Peringatan Hari Anak Nasional (HAN) Tahun 2019

Dalam rangka Peringatan Hari Anka Nasional (HAN) Tahun 2019, BKKKS Provinsi Jawa Timur telah menyelenggarakan serangkaian kegiatan yaitu : Tari massal tradisional “Jaranan”, Lomba Fashion bahan daur ulang “menampilkan kekayaan budaya Indonesia”, Lomba mendongeng untuk SD, Lomba menggambar Untuk SD, Lomba mewarnai untuk disabilitas tuna grahita, Lomba melukis untuk SMP, Lomba kreasi bekal sekolah sehat dan bergizi untuk SD dan SMP, Pentas seni, Bazaar karya anak anak, Pelestarian permainan tradisional dan Konsultasi kesehatan gratis bekerjasama dengan Yayasan Kesejahteraan Anak Indonesia (YKAI) Jawa Timur.

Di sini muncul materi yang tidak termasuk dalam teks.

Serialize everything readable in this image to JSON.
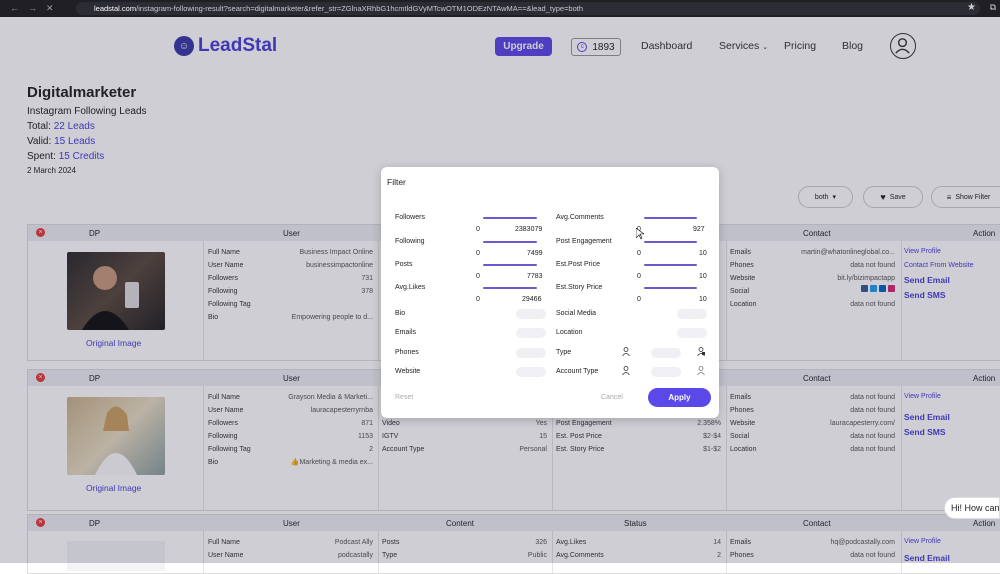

Kegiatan tersebut diselenggarakan di kompleks Yayasan BK3S Jawa Timur, Jl. Raya Tenggilis GG 10 Surabaya pada hari Sabtu tanggal 14 September 2019 mulai pukul 06.00 sampai dengan 12.00 wib. Jumlah peserta dalam kegiatan tersebut berjumlah 423 anak dari surabaya dan sekitarnya. Tema Peringatan Hari lanjut Usia Nasional Tahun 2019 adalah “Kita Anak Indonesia, Kita Gembira”

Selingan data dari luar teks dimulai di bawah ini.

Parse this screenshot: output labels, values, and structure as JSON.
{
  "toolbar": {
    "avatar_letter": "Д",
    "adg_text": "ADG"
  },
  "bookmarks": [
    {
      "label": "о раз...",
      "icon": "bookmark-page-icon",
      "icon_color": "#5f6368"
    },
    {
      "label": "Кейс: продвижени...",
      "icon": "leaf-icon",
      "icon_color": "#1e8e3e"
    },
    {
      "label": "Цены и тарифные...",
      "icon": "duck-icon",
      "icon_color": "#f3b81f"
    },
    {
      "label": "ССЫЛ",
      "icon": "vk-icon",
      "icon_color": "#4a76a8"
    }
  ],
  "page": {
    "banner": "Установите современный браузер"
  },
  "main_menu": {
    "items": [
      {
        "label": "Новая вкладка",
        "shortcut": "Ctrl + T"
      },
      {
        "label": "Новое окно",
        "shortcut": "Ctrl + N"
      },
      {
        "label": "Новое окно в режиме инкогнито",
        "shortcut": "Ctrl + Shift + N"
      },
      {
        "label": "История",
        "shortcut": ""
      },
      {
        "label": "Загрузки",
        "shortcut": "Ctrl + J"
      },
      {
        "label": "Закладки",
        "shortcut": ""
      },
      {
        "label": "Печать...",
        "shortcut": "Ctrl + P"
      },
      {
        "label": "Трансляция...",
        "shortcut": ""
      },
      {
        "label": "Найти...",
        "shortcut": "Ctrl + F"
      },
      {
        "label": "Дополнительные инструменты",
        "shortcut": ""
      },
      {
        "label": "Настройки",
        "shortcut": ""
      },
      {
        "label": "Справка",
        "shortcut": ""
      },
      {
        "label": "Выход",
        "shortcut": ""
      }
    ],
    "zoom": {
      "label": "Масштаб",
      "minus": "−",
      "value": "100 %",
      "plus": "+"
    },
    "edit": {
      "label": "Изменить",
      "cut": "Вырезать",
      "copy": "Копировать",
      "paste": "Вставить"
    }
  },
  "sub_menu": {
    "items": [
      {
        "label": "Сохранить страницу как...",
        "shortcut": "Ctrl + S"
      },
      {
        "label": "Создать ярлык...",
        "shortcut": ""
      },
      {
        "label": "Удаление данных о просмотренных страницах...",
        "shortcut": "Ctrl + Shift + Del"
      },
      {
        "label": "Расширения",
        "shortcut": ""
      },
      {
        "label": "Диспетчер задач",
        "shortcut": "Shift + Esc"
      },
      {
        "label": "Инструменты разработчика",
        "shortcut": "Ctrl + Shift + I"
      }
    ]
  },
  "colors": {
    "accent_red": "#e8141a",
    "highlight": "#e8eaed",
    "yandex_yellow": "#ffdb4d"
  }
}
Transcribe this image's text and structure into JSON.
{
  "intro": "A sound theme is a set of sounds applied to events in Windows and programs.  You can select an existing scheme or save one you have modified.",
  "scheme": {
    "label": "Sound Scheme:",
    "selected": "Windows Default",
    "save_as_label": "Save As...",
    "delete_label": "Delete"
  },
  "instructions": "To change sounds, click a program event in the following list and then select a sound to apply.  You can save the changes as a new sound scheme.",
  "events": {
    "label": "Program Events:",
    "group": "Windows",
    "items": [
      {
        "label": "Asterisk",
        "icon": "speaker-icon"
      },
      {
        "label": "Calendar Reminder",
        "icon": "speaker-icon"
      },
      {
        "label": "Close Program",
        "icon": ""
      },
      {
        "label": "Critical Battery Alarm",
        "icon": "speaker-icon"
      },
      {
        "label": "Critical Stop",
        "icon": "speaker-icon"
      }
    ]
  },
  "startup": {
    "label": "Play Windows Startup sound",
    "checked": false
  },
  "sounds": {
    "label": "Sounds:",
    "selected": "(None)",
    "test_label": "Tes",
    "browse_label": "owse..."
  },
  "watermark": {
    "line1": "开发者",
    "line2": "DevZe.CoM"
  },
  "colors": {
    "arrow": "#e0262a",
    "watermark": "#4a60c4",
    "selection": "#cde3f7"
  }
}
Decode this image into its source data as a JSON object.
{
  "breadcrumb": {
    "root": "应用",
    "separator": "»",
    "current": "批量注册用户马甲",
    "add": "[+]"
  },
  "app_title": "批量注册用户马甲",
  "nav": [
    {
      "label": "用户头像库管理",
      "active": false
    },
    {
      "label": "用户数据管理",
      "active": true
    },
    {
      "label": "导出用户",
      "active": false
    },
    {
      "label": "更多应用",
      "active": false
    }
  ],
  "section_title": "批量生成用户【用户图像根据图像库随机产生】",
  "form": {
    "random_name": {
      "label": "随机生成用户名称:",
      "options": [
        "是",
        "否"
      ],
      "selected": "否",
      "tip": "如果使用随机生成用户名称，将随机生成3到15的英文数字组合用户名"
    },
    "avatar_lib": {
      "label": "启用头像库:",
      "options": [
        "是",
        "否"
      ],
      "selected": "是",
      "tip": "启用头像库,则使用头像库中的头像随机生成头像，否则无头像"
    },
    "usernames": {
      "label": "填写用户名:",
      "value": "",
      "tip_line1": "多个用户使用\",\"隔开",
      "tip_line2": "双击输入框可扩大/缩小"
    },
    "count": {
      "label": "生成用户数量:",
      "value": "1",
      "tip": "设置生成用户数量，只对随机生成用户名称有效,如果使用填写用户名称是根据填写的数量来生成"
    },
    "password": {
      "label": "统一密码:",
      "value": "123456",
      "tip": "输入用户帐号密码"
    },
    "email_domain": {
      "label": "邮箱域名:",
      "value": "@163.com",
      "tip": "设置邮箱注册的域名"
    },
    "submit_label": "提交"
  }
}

Kegiatan Peringatan Hari Anak Nasional (HAN) tahun ini bisa terlaksana berkat kerjasama  Yayasan Kesejahteraan Anak Indonesia (YKAI) Pengurus Daerah Jawa Timur, Bank Jatim, Bank BPRS Bhakti Makmur Indah, PERSIT Kartika Candra Kirana PD V Brawijaya, Perusahaan Tera Chick dengan produk Susu ZEE dan Sosis Yikko, Sanggar Kelingan, Kacang Dua Kelinci dan Masyarakat Peduli Kesejahteraan Anak.

Ibu Farida Martarina selaku Ketua Panitia dalam sambutannya menyampaikan bahwa Kegiatan ini menekankan betapa pentingnya menumbuh kembangkan kreatifitas anak anak, sehingga mereka bisa lebih berani mengeksplorasi potensi diri yang dimiliki. Peringatan Hari Anak Nasional (HAN)  tahun ini mendukung kreatifitas anak-anak untuk berani berkreasi, sehingg kita berharap anak anak Indonesia menjadi anak anak yang bisa tumbuh dan berkembang dalam suasana yang gembira

Selanjutnya Ketua Umum BKKKS Provinsi Jawa Timur Ibu DR. Pinky Saptandari, W. MA menyampaikan pentingnya memperhatikan ruang bermain yang aman dan nyaman bagi anak anak, sehingga akan muncul kepekaan dan kebebasan dalam berpikir yang pada akhirnya anak anak menjadi peduli dan dapat menghargai keberagaman, selain itu diharapkan kegiatan ini menjadi ajang anak dan orangtua untuk bersama sama belajar, belajar saling menghargai, belajar mengasah potensi dan kreativitas serta kerjasama. Selain itu dengan adanya konsultasi kesehatan dan konsultasi psikologi menjadi nilai tambah acara pada tahun ini yang dimanfaatkan dengan antusias oleh para orangtua dan pendidik untuk dapat berkonsultasi.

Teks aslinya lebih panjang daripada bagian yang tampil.